Find value of
$$S=\frac{\sum_{k=1}^{399} \sqrt{20+\sqrt{k}}}{\sum_{k=1}^{399} \sqrt{20-\sqrt{k}}}$$
I started with $$S+\frac{1}{S}=\frac{\sum_{k=1}^{399} \sqrt{20+\sqrt{k}}}{\sum_{k=1}^{399} \sqrt{20-\sqrt{k}}}+\frac{\sum_{k=1}^{399} \sqrt{20-\sqrt{k}}}{\sum_{k=1}^{399} \sqrt{20+\sqrt{k}}}$$
$\implies$
$$S+\frac{1}{S}=\frac{\sum_{i=1}^{399}(20+\sqrt{i})+2S_1+\sum_{i=1}^{399}(20-\sqrt{i})+2S_2}{\left(\sum_{k=1}^{399}\sqrt{20+\sqrt{k}}\right) \times \left(\sum_{k=1}^{399}\sqrt{20-\sqrt{k}}\right)}$$ $\implies$
$$S+\frac{1}{S}=\frac{15960+2S_1+2S_2}{\left(\sum_{k=1}^{399}\sqrt{20+\sqrt{k}}\right) \times \left(\sum_{k=1}^{399}\sqrt{20-\sqrt{k}}\right)}$$
where $$S_1=\sum_{i \ne j=1}^{399}\left(\sqrt{20+\sqrt{i}}\right)\left(\sqrt{20+\sqrt{j}}\right)$$ and like wise
$$S_2=\sum_{i \ne j=1}^{399}\left(\sqrt{20-\sqrt{i}}\right)\left(\sqrt{20-\sqrt{j}}\right)$$
Any way to proceed from here?
Let
$$S_1=\sum_{k=1}^{m^2-1} \sqrt{m+\sqrt{k}}$$
and
$$S_2=\sum_{k=1}^{m^2-1} \sqrt{m-\sqrt{k}}.$$
(your sum is $S_1/S_2$ at $m=20$).
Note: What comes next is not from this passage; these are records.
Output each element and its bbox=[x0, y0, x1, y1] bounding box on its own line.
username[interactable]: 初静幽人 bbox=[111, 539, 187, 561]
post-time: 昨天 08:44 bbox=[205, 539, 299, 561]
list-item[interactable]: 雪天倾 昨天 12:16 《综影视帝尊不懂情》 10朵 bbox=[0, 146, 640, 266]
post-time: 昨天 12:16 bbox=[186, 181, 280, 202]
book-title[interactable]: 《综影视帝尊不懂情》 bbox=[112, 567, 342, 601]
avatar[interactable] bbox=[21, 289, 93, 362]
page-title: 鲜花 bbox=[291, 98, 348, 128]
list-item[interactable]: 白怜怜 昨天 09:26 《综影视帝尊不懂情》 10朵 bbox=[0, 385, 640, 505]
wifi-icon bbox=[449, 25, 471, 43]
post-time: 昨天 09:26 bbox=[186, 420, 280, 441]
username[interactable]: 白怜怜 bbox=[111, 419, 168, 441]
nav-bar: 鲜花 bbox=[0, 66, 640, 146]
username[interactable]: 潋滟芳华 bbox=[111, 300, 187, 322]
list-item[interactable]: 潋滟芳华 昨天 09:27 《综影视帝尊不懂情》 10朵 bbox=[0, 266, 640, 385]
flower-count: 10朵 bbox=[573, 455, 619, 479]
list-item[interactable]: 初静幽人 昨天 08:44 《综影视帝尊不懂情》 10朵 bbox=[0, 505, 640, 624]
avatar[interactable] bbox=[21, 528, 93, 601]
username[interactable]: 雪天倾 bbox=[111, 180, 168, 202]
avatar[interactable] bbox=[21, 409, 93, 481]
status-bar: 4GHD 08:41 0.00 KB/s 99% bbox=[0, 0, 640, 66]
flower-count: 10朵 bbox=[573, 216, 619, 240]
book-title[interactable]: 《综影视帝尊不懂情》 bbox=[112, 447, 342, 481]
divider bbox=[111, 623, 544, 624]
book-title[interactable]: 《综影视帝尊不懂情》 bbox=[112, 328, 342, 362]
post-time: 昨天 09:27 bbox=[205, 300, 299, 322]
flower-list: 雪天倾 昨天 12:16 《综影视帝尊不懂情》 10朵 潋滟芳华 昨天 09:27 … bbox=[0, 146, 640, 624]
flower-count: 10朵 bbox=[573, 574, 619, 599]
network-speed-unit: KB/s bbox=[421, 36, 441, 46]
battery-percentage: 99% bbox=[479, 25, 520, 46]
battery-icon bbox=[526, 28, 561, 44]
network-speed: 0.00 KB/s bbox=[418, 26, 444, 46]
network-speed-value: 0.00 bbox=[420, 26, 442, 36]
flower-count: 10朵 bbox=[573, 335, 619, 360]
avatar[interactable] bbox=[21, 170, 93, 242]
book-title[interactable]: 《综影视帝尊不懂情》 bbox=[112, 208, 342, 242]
Note that
$$\left(\sqrt{m+\sqrt{k}}+\sqrt{m-\sqrt{k}}\right)^2=2m+2\sqrt{m^2-k},$$
so
$$\sqrt{m+\sqrt{k}}+\sqrt{m-\sqrt{k}}=\sqrt{2}\sqrt{m+\sqrt{m^2-k}}.$$
Thus
$$S_1+S_2=\sum_{k=1}^{m^2-1} \left(\sqrt{m+\sqrt{k}}+\sqrt{m-\sqrt{k}}\right) = \sqrt{2}\sum_{k=1}^{m^2-1} \sqrt{m+\sqrt{m^2-k}}.$$
However, under the substitution $k\to m^2-k$, the sum on the RHS is simply $S_1$. Thus,
$$S_1+S_2=S_1\sqrt{2}$$
$$S_2=\left(\sqrt{2}-1\right)S_1$$
$$\frac{S_1}{S_2}=\boxed{1+\sqrt{2}}.$$
As Robert Israel points out, this result is independent of $m$.